M. Reddick: S'ils utilisent les signaux américains, ils n'obtiendront pas beaucoup d'émissions canadiennes. Ils pourraient obtenir quelques canaux canadiens déjà télédistribués par les entreprises ou les satellites américains. Les satellites canadiens de radiodiffusion directe au foyer sont obligés de transmettre une prépondérance de contenu canadien en plus d'un petit service de base. Je suppose qu'ils auront beaucoup plus de choix grâce au SRD mais je n'en suis pas sûr car ils n'ont pas encore commencé à offrir ce service. Il est probable qu'avec le temps, ils auront plus de choix que les gens qui utilisent un câble de distribution par fil métallique parce qu'il s'agit d'un système numérique. S'ils utilisent des dispositifs adressables, je suppose qu'ils auront un plus grand choix de canaux ou de services mais nous attendons de le voir pour le croire.
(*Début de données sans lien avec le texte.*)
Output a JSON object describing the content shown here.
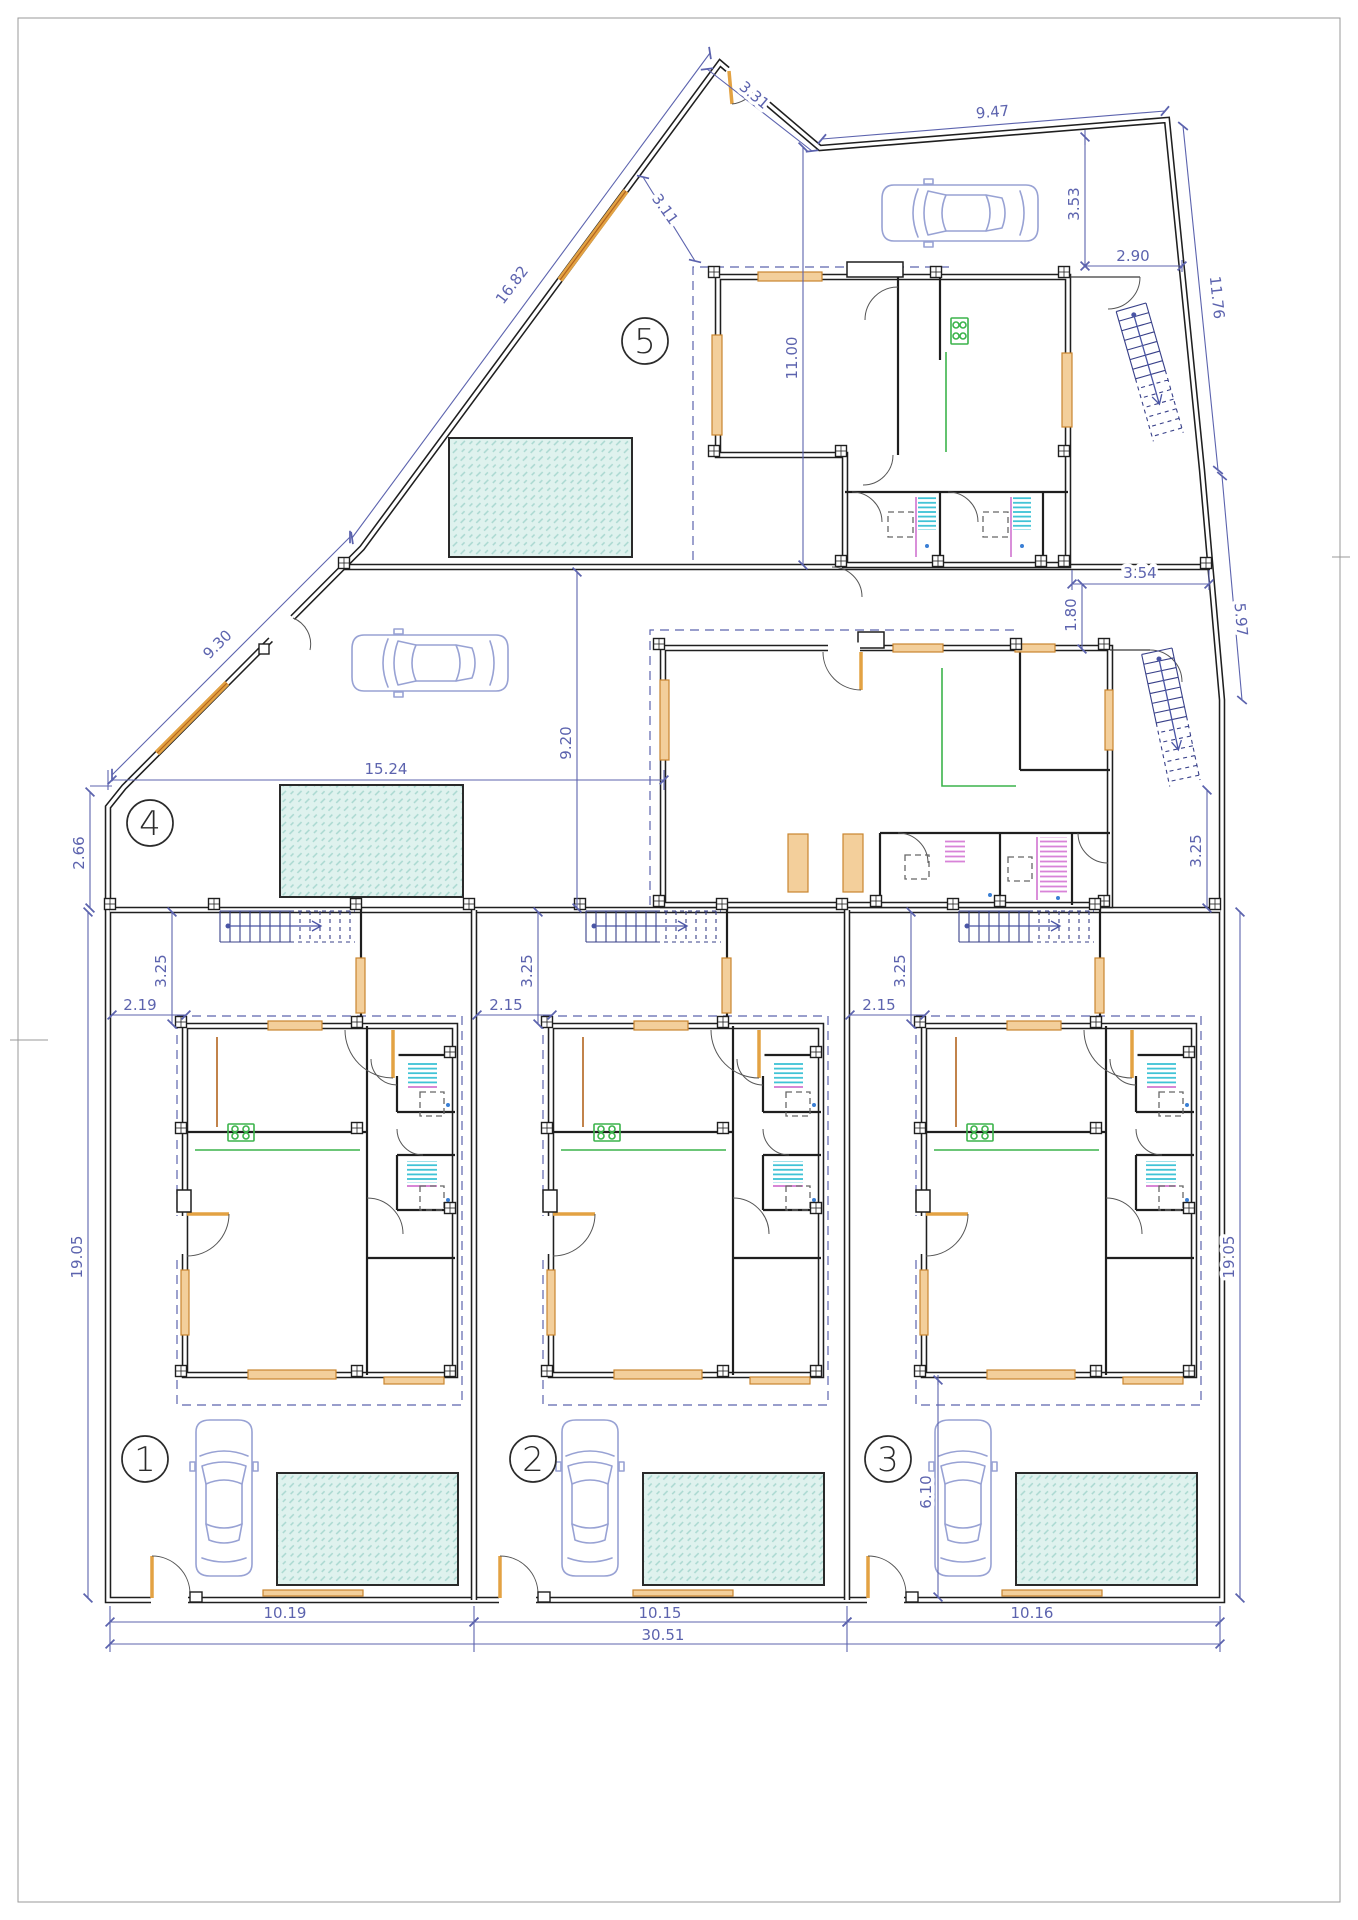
{
  "document": {
    "type": "architectural-site-floor-plan",
    "plots_count": 5,
    "units_note": "ground floor plan, dimensions in meters"
  },
  "plots": [
    {
      "label": "1"
    },
    {
      "label": "2"
    },
    {
      "label": "3"
    },
    {
      "label": "4"
    },
    {
      "label": "5"
    }
  ],
  "dims": [
    {
      "name": "top-notch-diagonal",
      "v": "3.31"
    },
    {
      "name": "top-edge",
      "v": "9.47"
    },
    {
      "name": "top-right-depth",
      "v": "3.53"
    },
    {
      "name": "top-right-width",
      "v": "2.90"
    },
    {
      "name": "right-edge-upper-diagonal",
      "v": "11.76"
    },
    {
      "name": "plot5-porch-diagonal",
      "v": "3.11"
    },
    {
      "name": "left-edge-upper-diagonal",
      "v": "16.82"
    },
    {
      "name": "plot5-depth",
      "v": "11.00"
    },
    {
      "name": "mid-right-width",
      "v": "3.54"
    },
    {
      "name": "mid-right-height",
      "v": "1.80"
    },
    {
      "name": "right-edge-mid-diagonal",
      "v": "5.97"
    },
    {
      "name": "left-edge-lower-diagonal",
      "v": "9.30"
    },
    {
      "name": "plot4-yard-width",
      "v": "15.24"
    },
    {
      "name": "left-edge-step",
      "v": "2.66"
    },
    {
      "name": "plot4-depth",
      "v": "9.20"
    },
    {
      "name": "right-yard-depth",
      "v": "3.25"
    },
    {
      "name": "left-edge-lower",
      "v": "19.05"
    },
    {
      "name": "right-edge-lower",
      "v": "19.05"
    },
    {
      "name": "plot1-front-setback",
      "v": "3.25"
    },
    {
      "name": "plot1-side-setback",
      "v": "2.19"
    },
    {
      "name": "plot2-front-setback",
      "v": "3.25"
    },
    {
      "name": "plot2-side-setback",
      "v": "2.15"
    },
    {
      "name": "plot3-front-setback",
      "v": "3.25"
    },
    {
      "name": "plot3-side-setback",
      "v": "2.15"
    },
    {
      "name": "plot3-rear-yard-depth",
      "v": "6.10"
    },
    {
      "name": "plot1-width",
      "v": "10.19"
    },
    {
      "name": "plot2-width",
      "v": "10.15"
    },
    {
      "name": "plot3-width",
      "v": "10.16"
    },
    {
      "name": "total-frontage",
      "v": "30.51"
    }
  ],
  "colors": {
    "wall": "#1f1f1f",
    "dimension": "#5c63ae",
    "window_frame": "#c9852f",
    "window_fill": "#f3cf9b",
    "door_leaf": "#e3a243",
    "kitchen": "#3cb44b",
    "pool_fill": "#dff2ee",
    "pool_hatch": "#a9d8d0",
    "shower_cyan": "#3fc3d6",
    "shower_magenta": "#d883d8",
    "car_outline": "#98a2d4",
    "stair": "#384089",
    "paper_border": "#9a9a9a"
  },
  "symbols": [
    "car-icon",
    "pool",
    "staircase-icon",
    "stove-icon",
    "shower-tray",
    "column-post",
    "door-swing",
    "plot-number-badge"
  ]
}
Lorsque nous avons entendu parler la première fois de la concurrence entre la câblodistribution et le SRD, tout le monde est parti du principe que les prix diminueraient. D'après les premières indications, les frais mensuels pour le SRD seront probablement équivalents à ceux des services de base du câble. Je ne suis donc pas vraiment sûr à quel niveau s'exercera leur concurrence.
Le sénateur Adams: Vous avez mentionné la concurrence. Est-ce que n'importe qui peut demander une licence de radiodiffusion une fois le projet de loi C-216 adopté?
M. Reddick: Je ne crois pas que le projet de loi C-216 aura des incidences à cet égard. Il porte sur d'autres aspects. Par exemple, l'été ou l'automne dernier, le CRTC a tenu la dernière audience importante pour étudier les demandes d'entreprises canadiennes désireuses d'offrir de services sur toute une série de nouveaux canaux. Je crois qu'il en a approuvé 23. Récemment, il a diffusé un avis public à l'intention des promoteurs canadiens d'émissions étrangères de sorte que les câblodistributeurs et d'autres entreprises font maintenant la promotion de canaux américains qu'ils ajouteront à l'avenir aux services canadiens.
Je ne crois pas que le projet de loi C-216 influera sur les décisions du CRTC d'accepter des demandes de nouveaux canaux spécialisés ou de licences de radiodiffusion. C'est un aspect bien distinct. Un problème plus important, c'est que tant que le système ne sera pas entièrement numérique, il ne possédera pas la capacité de recevoir les 23 nouveaux canaux canadiens et encore moins 20 ou 30 canaux américains supplémentaires. Là où il y aura un impact, c'est si on accorde des licences à de nouveaux services. Si on ne juge pas obligatoire ou nécessaire de les inclure dans le service de base, ils devront alors être facultatifs et il faudra obtenir le consentement du consommateur. Il s'agit toutefois d'un service facultatif.
Je crois qu'à l'heure actuelle le service de base offre beaucoup de choses intéressantes. Cependant, je suis loin de croire que certaines programmations proposées pour un grand nombre de nouveaux canaux, comme le réseau des jeux de hasard et le réseau des jeux, doivent faire partie du service de base. Pourquoi devrais-je payer pour subventionner quelqu'un qui veut participer à des jeux en direct? Il devrait s'agir d'un service facultatif. Cela dépend de ce que l'on considère un service important de base.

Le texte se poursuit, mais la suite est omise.